Cruces, restos de tumbas y panteones se apilan en las obras de la Red de Calor de la Junta junto al cementerio de León
Una nueva polémica, de un calado muy diferente a los habituales, como por ejemplo los de carácter medioambiental, se cierne sobre las obras preparatorias del proyecto de la llamada Red de Calor que ejecuta desde hace meses la Junta de Castilla y León junto al cementerio de León. Se trata de la zona elegida por la empresa pública Somacyl para comenzar a desarrollar la macroplanta de incineración de combustible vegetal, que se completará con otra de nitrógeno y una planta de placas solares en el barrio de Puente Castro, al sur de la capital leonesa.
Desde finales del año pasado, y por un valor de 7,6 millones de euros, en una gran superficie de 23,8 hectáreas llevan trabajando las máquinas de la unión temporal de empresas (UTE) que se alzó con ese contrato inicial y preparatorio, una UTE denominada 'Red de Calor León' que conforman las empresas Obras Hergon, Compsa e Inmeva Infraestructuras.
En espera de los dos millonarios proyectos que acaban de licitar a mayores la empresa pública Somacyl de la Consejería de Medio Ambiente para construir la obra civil completa que levante todo el complejo energético previsto, que suman otros 62 millones de euros a mayores, estas compañías llevan meses realizando movimientos de tierras, desmontes, varios kilómetros de caminos, zonas de acopio de material, e incluso dotando ya a la zona de servicios de canalización subterránea iniciales.

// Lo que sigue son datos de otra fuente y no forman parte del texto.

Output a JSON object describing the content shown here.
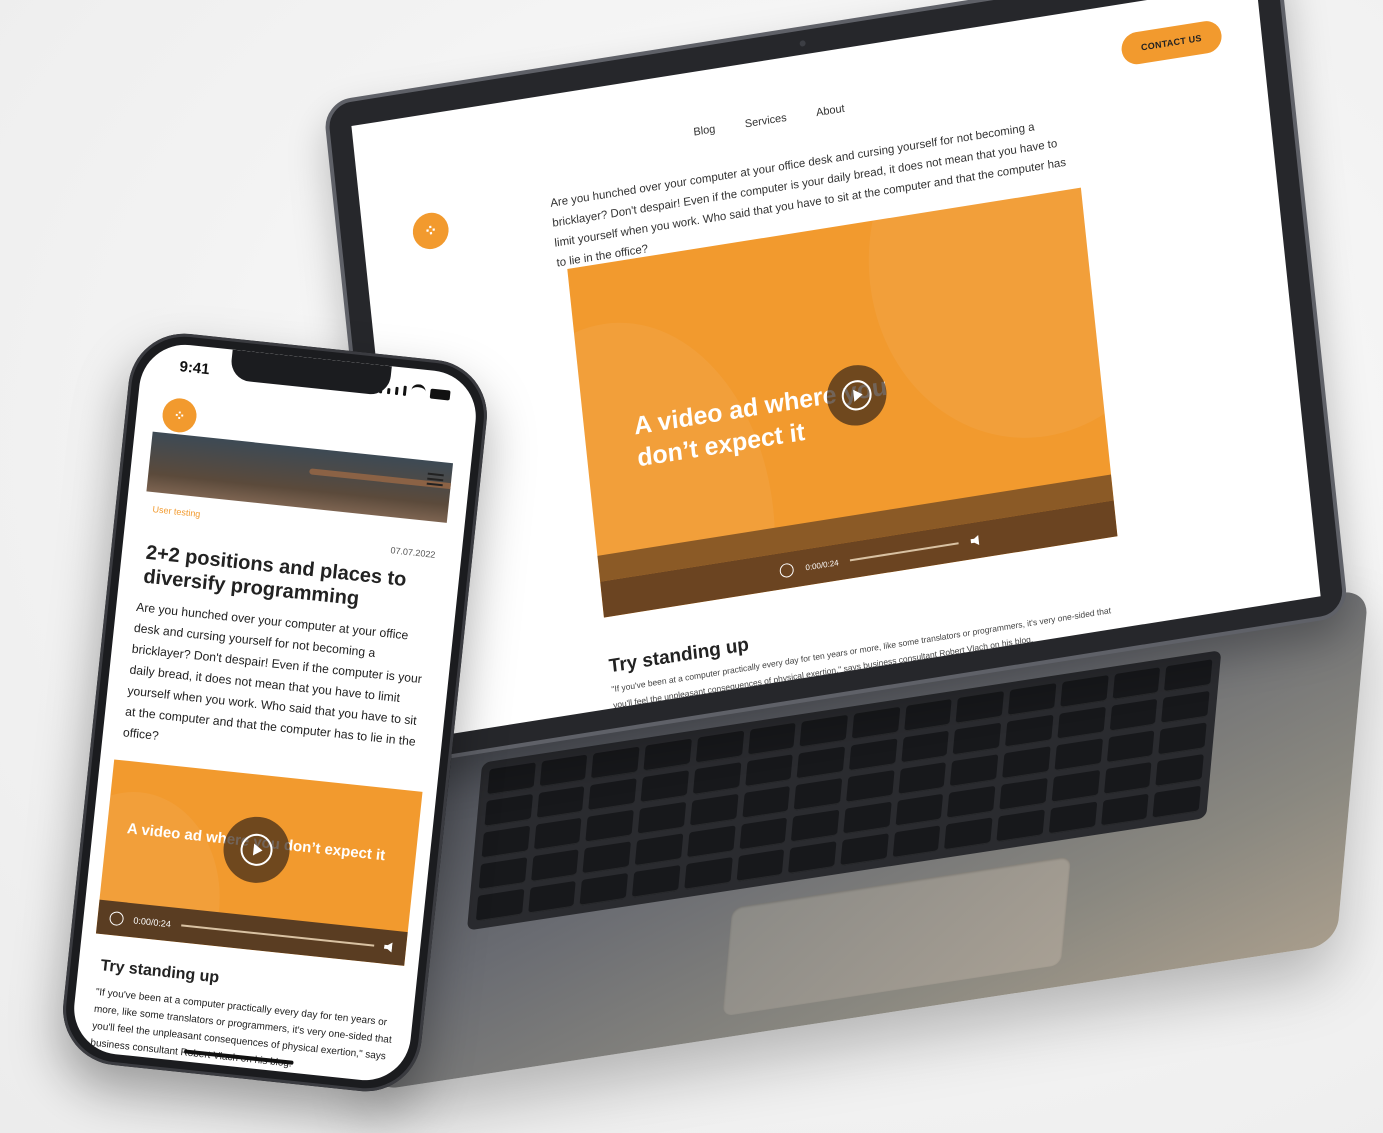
{
  "laptop": {
    "nav": [
      "Blog",
      "Services",
      "About"
    ],
    "contact_button": "CONTACT US",
    "logo_glyph": "⁘",
    "intro": "Are you hunched over your computer at your office desk and cursing yourself  for not becoming a bricklayer? Don't despair! Even if the computer is your daily bread, it does not mean that you have to limit yourself when you work. Who said that you have to sit at the computer and that the computer has to lie in the office?",
    "video": {
      "title": "A video ad where you don’t expect it",
      "time": "0:00/0:24"
    },
    "section_heading": "Try standing up",
    "quote": "\"If you've been at a computer practically every day for ten years or more, like some translators or programmers, it's very one-sided that you'll feel the unpleasant consequences of physical exertion,\" says business consultant Robert Vlach on his blog."
  },
  "phone": {
    "status_time": "9:41",
    "logo_glyph": "⁘",
    "category": "User testing",
    "date": "07.07.2022",
    "title": "2+2 positions and places to diversify programming",
    "body": "Are you hunched over your computer at your office desk and cursing yourself  for not becoming a bricklayer? Don't despair! Even if the computer is your daily bread, it does not mean that you have to limit yourself when you work. Who said that you have to sit at the computer and that the computer has to lie in the office?",
    "video": {
      "title": "A video ad where you don’t expect it",
      "time": "0:00/0:24"
    },
    "section_heading": "Try standing up",
    "quote": "\"If you've been at a computer practically every day for ten years or more, like some translators or programmers, it's very one-sided that you'll feel the unpleasant consequences of physical exertion,\" says business consultant Robert Vlach on his blog."
  },
  "colors": {
    "brand_orange": "#f29a2e",
    "video_controls": "#6b4421"
  },
  "icons": [
    "logo-icon",
    "menu-icon",
    "play-icon",
    "volume-icon",
    "signal-icon",
    "wifi-icon",
    "battery-icon"
  ]
}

El Soto de Santa Olaja, que es como se denomina el emplazamiento para el complejo energético de la Red de Calor, forma un gran triángulo delimitado por uno de sus lados por el cementerio municipal de la capital leonesa, con el que lindará en concreto la central de biomasa, así como por los ríos Bernesga y Torío y la Ronda Sur de León LE-30.
ILEÓN ha podido comprobar a través de varias imágenes que en una de las zonas de movimientos de tierras han aparecido varios restos de material funerario. En un montículo con abundante material se aprecia por ejemplo una pesada cruz de piedra que se encuentra completa. Pero no es el único resto que parece proceder del camposanto municipal de la ciudad: En la zona se aprecian restos de lápidas, algunas muy fracturadas pero otras más completas y reconocibles. También asoman piedras labradas de sepulturas e incluso de panteones. Todo ello forma un conjunto elevado en una zona de desnivel pronunciado.
Por el emplazamiento donde se encuentra esta zona, el lugar coincide sin lugar a dudas con una zona de trabajo de las empresas contratadas por la Junta a través Somacyl, está dentro de la zona de obra acotada. Pero lo que no se puede apreciar sobre el terreno es si la acumulación de todo este material tanatorio era algo presente en ese punto de manera previa a la contratación e inicio de los trabajos a la UTE Red de Calor León o si ha sido fruto de las labores de las compañías contratadas por Somacyl.
Los ecos del talado masivo de árboles
Este nuevo escándalo se suma al que ha adquirido gran repercusión la semana pasada al desvelarse el talado masivo de árboles en el entorno del cauce del río Torío. Se trata de la zona elegida por la Junta de Castilla y León para construir una pasarela sobre el río por la que discurrirán los grandes tubos de transporte de calor desde la macroplanta de incineración de biomasa forestal de la Red de Calor hacia el subsuelo de los barios de la ciudad a los que llegará toda la canalización subterránea prevista, de casi 30 kilómetros sólo en la primera fase.
Ese gran desbroce y tala de ejemplares valiosos se extiende prácticamente en 1.000 metros cuadrados, según recoge la documentación oficial del proyecto y en concreto la evaluación de impacto ambiental, un informe finalmente favorable que la propia Consejería de Medio Ambiente de la Junta se otorgó a sí misma hace un año, ya que quien lo ejecuta, Somacyl, también pertenece a la consejería que dirige el leonés Juan Carlos Suárez-Quiñones.
Vallado y corte de la senda peatonal
Apenas dos días después de saltar el escándalo, que ha producido ya numerosas voces críticas que se han sumado a las habituales de los vecinos de las asociaciones de los barrios más próximos a la Red de Calor, Puente Castro y La Lastra, la empresa ya ha comenzado a preparar el inminente vallado de la zona. Un amplio vallado (montaje en la foto superior) que impedirá pronto el paso de cualquier persona ajena a la obra por las inmediaciones de este futuro punto de paso de río Torío, donde se construirá la pasarela de 82 metros de largo y 5,90 de ancho, y que obligará a dar un amplio rodeo a los miles de paseantes y ciclistas que utilizan la senda peatonal de La Lastra, entre La Candamia y la plaza de toros de la ciudad.